"Look!" he said, pointing.
I looked and grew sick. On the ramp, half in the water and half out lay about a hundred crocodiles basking in the sun, their yellow eyes all open. They were aware of us, for they began to move slowly higher out of water as if they expected something.
"You see that post?" asked Schillingschen.
The stump of a dead tree that he referred to stood up nearly straight out of a crack in the rock, and a few yards above water level. The crocodiles all lay nose toward it, some of them twelve or fourteen feet long, some smaller, and some very small indeed, all interested to distraction in the dead tree-trunk.
"That is where he feeds them," Schillingschen announced. "He has tested them for hearing, smell, and eyesight. By making fast a living animal to that post be has been able to convince himself that from about nine in the morning until five in the afternoon their senses are limited. Only occasionally do they come and take the bait between those hours. They are hungriest in the early morning just before daylight.

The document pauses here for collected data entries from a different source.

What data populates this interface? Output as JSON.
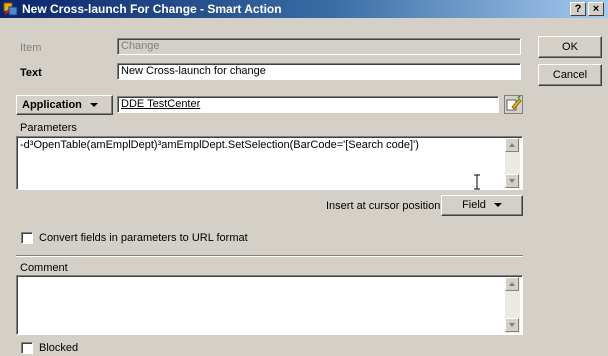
{
  "window": {
    "title": "New Cross-launch For Change - Smart Action",
    "help_btn": "?",
    "close_btn": "×"
  },
  "form": {
    "item_label": "Item",
    "item_value": "Change",
    "text_label": "Text",
    "text_value": "New Cross-launch for change",
    "application_btn": "Application",
    "application_value": "DDE TestCenter",
    "parameters_label": "Parameters",
    "parameters_value": "-d³OpenTable(amEmplDept)³amEmplDept.SetSelection(BarCode='[Search code]')",
    "insert_label": "Insert at cursor position:",
    "field_btn": "Field",
    "convert_label": "Convert fields in parameters to URL format",
    "comment_label": "Comment",
    "comment_value": "",
    "blocked_label": "Blocked"
  },
  "buttons": {
    "ok": "OK",
    "cancel": "Cancel"
  },
  "icons": {
    "app_icon": "smart-action-icon",
    "edit_icon": "edit-pencil-icon"
  }
}
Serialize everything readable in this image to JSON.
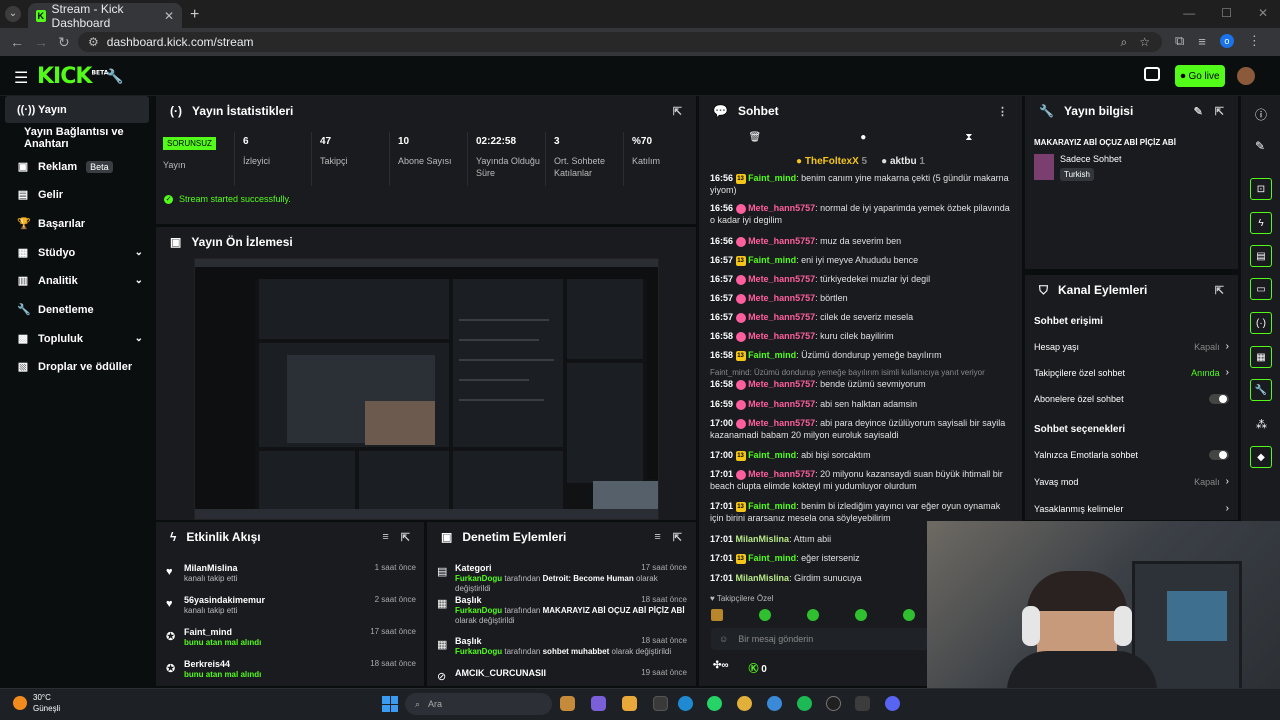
{
  "browser": {
    "tab_title": "Stream - Kick Dashboard",
    "url": "dashboard.kick.com/stream",
    "profile_initial": "o"
  },
  "topnav": {
    "logo": "KICK",
    "logo_badge": "BETA",
    "go_live": "Go live"
  },
  "sidebar": {
    "items": [
      {
        "label": "Yayın"
      },
      {
        "label": "Yayın Bağlantısı ve Anahtarı"
      },
      {
        "label": "Reklam",
        "badge": "Beta"
      },
      {
        "label": "Gelir"
      },
      {
        "label": "Başarılar"
      },
      {
        "label": "Stüdyo"
      },
      {
        "label": "Analitik"
      },
      {
        "label": "Denetleme"
      },
      {
        "label": "Topluluk"
      },
      {
        "label": "Droplar ve ödüller"
      }
    ]
  },
  "stats": {
    "title": "Yayın İstatistikleri",
    "status": "SORUNSUZ",
    "status_label": "Yayın",
    "items": [
      {
        "value": "6",
        "label": "İzleyici"
      },
      {
        "value": "47",
        "label": "Takipçi"
      },
      {
        "value": "10",
        "label": "Abone Sayısı"
      },
      {
        "value": "02:22:58",
        "label": "Yayında Olduğu Süre"
      },
      {
        "value": "3",
        "label": "Ort. Sohbete Katılanlar"
      },
      {
        "value": "%70",
        "label": "Katılım"
      }
    ],
    "success": "Stream started successfully."
  },
  "preview": {
    "title": "Yayın Ön İzlemesi"
  },
  "activity": {
    "title": "Etkinlik Akışı",
    "rows": [
      {
        "name": "MilanMislina",
        "desc": "kanalı takip etti",
        "time": "1 saat önce"
      },
      {
        "name": "56yasindakimemur",
        "desc": "kanalı takip etti",
        "time": "2 saat önce"
      },
      {
        "name": "Faint_mind",
        "desc": "bunu atan mal alındı",
        "time": "17 saat önce"
      },
      {
        "name": "Berkreis44",
        "desc": "bunu atan mal alındı",
        "time": "18 saat önce"
      }
    ]
  },
  "moderation": {
    "title": "Denetim Eylemleri",
    "rows": [
      {
        "name": "Kategori",
        "user": "FurkanDogu",
        "mid": "tarafından",
        "value": "Detroit: Become Human",
        "tail": "olarak değiştirildi",
        "time": "17 saat önce"
      },
      {
        "name": "Başlık",
        "user": "FurkanDogu",
        "mid": "tarafından",
        "value": "MAKARAYIZ ABİ OÇUZ ABİ PİÇİZ ABİ",
        "tail": "olarak değiştirildi",
        "time": "18 saat önce"
      },
      {
        "name": "Başlık",
        "user": "FurkanDogu",
        "mid": "tarafından",
        "value": "sohbet muhabbet",
        "tail": "olarak değiştirildi",
        "time": "18 saat önce"
      },
      {
        "name": "AMCIK_CURCUNASII",
        "user": "",
        "mid": "",
        "value": "",
        "tail": "",
        "time": "19 saat önce"
      }
    ]
  },
  "chat": {
    "title": "Sohbet",
    "pinned": [
      {
        "name": "TheFoltexX",
        "count": "5"
      },
      {
        "name": "aktbu",
        "count": "1"
      }
    ],
    "messages": [
      {
        "time": "16:56",
        "badge": "13",
        "user": "Faint_mind",
        "text": "benim canım yine makarna çekti (5 gündür makarna yiyom)"
      },
      {
        "time": "16:56",
        "badge": "",
        "user": "Mete_hann5757",
        "text": "normal de iyi yaparimda yemek özbek pilavında o kadar iyi degilim"
      },
      {
        "time": "16:56",
        "badge": "",
        "user": "Mete_hann5757",
        "text": "muz da severim ben"
      },
      {
        "time": "16:57",
        "badge": "13",
        "user": "Faint_mind",
        "text": "eni iyi meyve Ahududu bence"
      },
      {
        "time": "16:57",
        "badge": "",
        "user": "Mete_hann5757",
        "text": "türkiyedekei muzlar iyi degil"
      },
      {
        "time": "16:57",
        "badge": "",
        "user": "Mete_hann5757",
        "text": "börtlen"
      },
      {
        "time": "16:57",
        "badge": "",
        "user": "Mete_hann5757",
        "text": "cilek de severiz mesela"
      },
      {
        "time": "16:58",
        "badge": "",
        "user": "Mete_hann5757",
        "text": "kuru cilek bayilirim"
      },
      {
        "time": "16:58",
        "badge": "13",
        "user": "Faint_mind",
        "text": "Üzümü dondurup yemeğe bayılırım"
      },
      {
        "time": "16:58",
        "badge": "",
        "user": "Mete_hann5757",
        "text": "bende üzümü sevmiyorum"
      },
      {
        "time": "16:59",
        "badge": "",
        "user": "Mete_hann5757",
        "text": "abi sen halktan adamsin"
      },
      {
        "time": "17:00",
        "badge": "",
        "user": "Mete_hann5757",
        "text": "abi para deyince üzülüyorum sayisali bir sayila kazanamadi babam 20 milyon euroluk sayisaldi"
      },
      {
        "time": "17:00",
        "badge": "13",
        "user": "Faint_mind",
        "text": "abi bişi sorcaktım"
      },
      {
        "time": "17:01",
        "badge": "",
        "user": "Mete_hann5757",
        "text": "20 milyonu kazansaydi suan büyük ihtimall bir beach clupta elimde kokteyl mi yudumluyor olurdum"
      },
      {
        "time": "17:01",
        "badge": "13",
        "user": "Faint_mind",
        "text": "benim bi izlediğim yayıncı var eğer oyun oynamak için birini ararsanız mesela ona söyleyebilirim"
      },
      {
        "time": "17:01",
        "badge": "",
        "user": "MilanMislina",
        "text": "Attım abii"
      },
      {
        "time": "17:01",
        "badge": "13",
        "user": "Faint_mind",
        "text": "eğer isterseniz"
      },
      {
        "time": "17:01",
        "badge": "",
        "user": "MilanMislina",
        "text": "Girdim sunucuya"
      }
    ],
    "reply_note": "Faint_mind: Üzümü dondurup yemeğe bayılırım isimli kullanıcıya yanıt veriyor",
    "followers_only": "Takipçilere Özel",
    "input_placeholder": "Bir mesaj gönderin",
    "footer_count": "0"
  },
  "info": {
    "title": "Yayın bilgisi",
    "stream_title": "MAKARAYIZ ABİ OÇUZ ABİ PİÇİZ ABİ",
    "category": "Sadece Sohbet",
    "language": "Turkish"
  },
  "kanal": {
    "title": "Kanal Eylemleri",
    "section1": "Sohbet erişimi",
    "rows1": [
      {
        "label": "Hesap yaşı",
        "value": "Kapalı",
        "type": "arrow"
      },
      {
        "label": "Takipçilere özel sohbet",
        "value": "Anında",
        "type": "arrow"
      },
      {
        "label": "Abonelere özel sohbet",
        "value": "",
        "type": "toggle"
      }
    ],
    "section2": "Sohbet seçenekleri",
    "rows2": [
      {
        "label": "Yalnızca Emotlarla sohbet",
        "value": "",
        "type": "toggle"
      },
      {
        "label": "Yavaş mod",
        "value": "Kapalı",
        "type": "arrow"
      },
      {
        "label": "Yasaklanmış kelimeler",
        "value": "",
        "type": "arrow"
      }
    ]
  },
  "taskbar": {
    "temperature": "30°C",
    "weather": "Güneşli",
    "search_placeholder": "Ara"
  },
  "colors": {
    "accent": "#53fc18",
    "danger": "#ff5f9e",
    "panel": "#191b1f"
  }
}
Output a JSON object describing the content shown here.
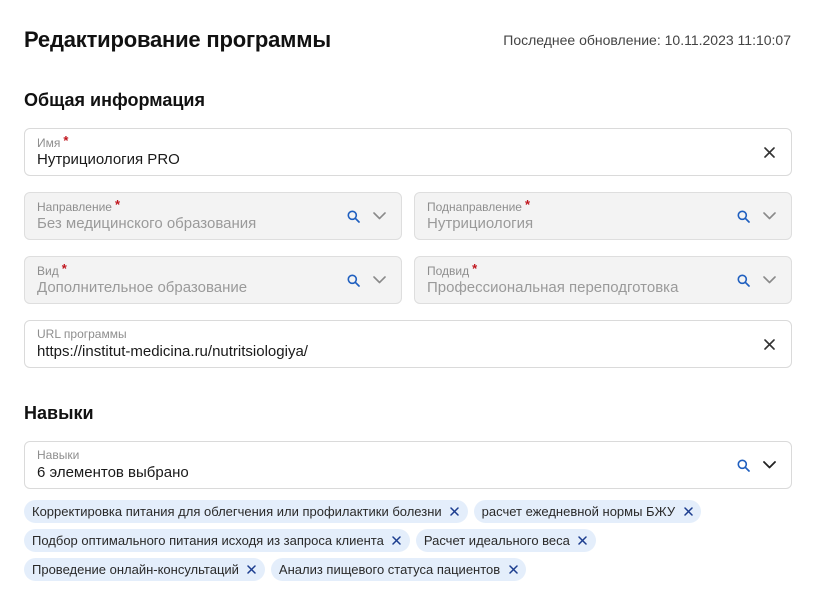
{
  "header": {
    "title": "Редактирование программы",
    "last_updated": "Последнее обновление: 10.11.2023 11:10:07"
  },
  "general": {
    "section_title": "Общая информация",
    "name": {
      "label": "Имя",
      "required_mark": "*",
      "value": "Нутрициология PRO"
    },
    "direction": {
      "label": "Направление",
      "required_mark": "*",
      "value": "Без медицинского образования"
    },
    "subdirection": {
      "label": "Поднаправление",
      "required_mark": "*",
      "value": "Нутрициология"
    },
    "kind": {
      "label": "Вид",
      "required_mark": "*",
      "value": "Дополнительное образование"
    },
    "subkind": {
      "label": "Подвид",
      "required_mark": "*",
      "value": "Профессиональная переподготовка"
    },
    "url": {
      "label": "URL программы",
      "value": "https://institut-medicina.ru/nutritsiologiya/"
    }
  },
  "skills": {
    "section_title": "Навыки",
    "field": {
      "label": "Навыки",
      "value": "6 элементов выбрано"
    },
    "chips": [
      "Корректировка питания для облегчения или профилактики болезни",
      "расчет ежедневной нормы БЖУ",
      "Подбор оптимального питания исходя из запроса клиента",
      "Расчет идеального веса",
      "Проведение онлайн-консультаций",
      "Анализ пищевого статуса пациентов"
    ]
  },
  "colors": {
    "required": "#c0141c",
    "icon_blue": "#1f5fbf",
    "chip_bg": "#e4eefb",
    "disabled_bg": "#f3f3f3"
  },
  "icons": {
    "clear": "close-icon",
    "search": "search-icon",
    "dropdown": "chevron-down-icon",
    "chip_remove": "close-icon"
  }
}
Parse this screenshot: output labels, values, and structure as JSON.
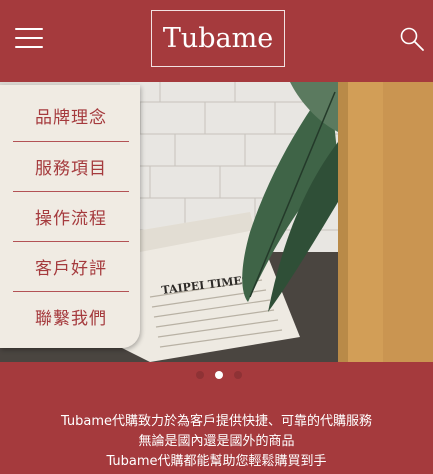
{
  "header": {
    "logo_text": "Tubame",
    "menu_icon": "hamburger-icon",
    "search_icon": "search-icon"
  },
  "colors": {
    "brand": "#a53a3d",
    "menu_background": "#f0ebe3",
    "menu_text": "#a53a3d",
    "text_light": "#ffffff"
  },
  "menu": {
    "items": [
      {
        "label": "品牌理念"
      },
      {
        "label": "服務項目"
      },
      {
        "label": "操作流程"
      },
      {
        "label": "客戶好評"
      },
      {
        "label": "聯繫我們"
      }
    ]
  },
  "slider": {
    "slide_count": 3,
    "active_index": 1,
    "newspaper_text": "TAIPEI TIMES"
  },
  "tagline": {
    "lines": [
      "Tubame代購致力於為客戶提供快捷、可靠的代購服務",
      "無論是國內還是國外的商品",
      "Tubame代購都能幫助您輕鬆購買到手"
    ]
  }
}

Recently a large ape tied to the post at midday was not killed and eaten until four next morning, and that is about the usual thing, although not the rule. Now my proposal is—"
He stepped back and eyed me with the coldest look of appraisal I ever sickened under. I blenched at last—visibly suffered under his eye, and he liked it.
"—that you tell your secret or be fastened to that post from noon, say, until the crocodiles make an end of you!"
He stepped back a pace farther, perhaps to gloat over my discomfort, perhaps from fear of some concealed weapon.
"You have not much time to arrive at your decision!"
He took another pace backward. It occurred to me then that he was looking for some one he expected. Nobody turning up, he began to gather loose stones and throw them at the reptiles, driving them down into deep water, first in ones and twos and then by dozens. Most of them swam away to the far side of the pool, and hid themselves where it was deep.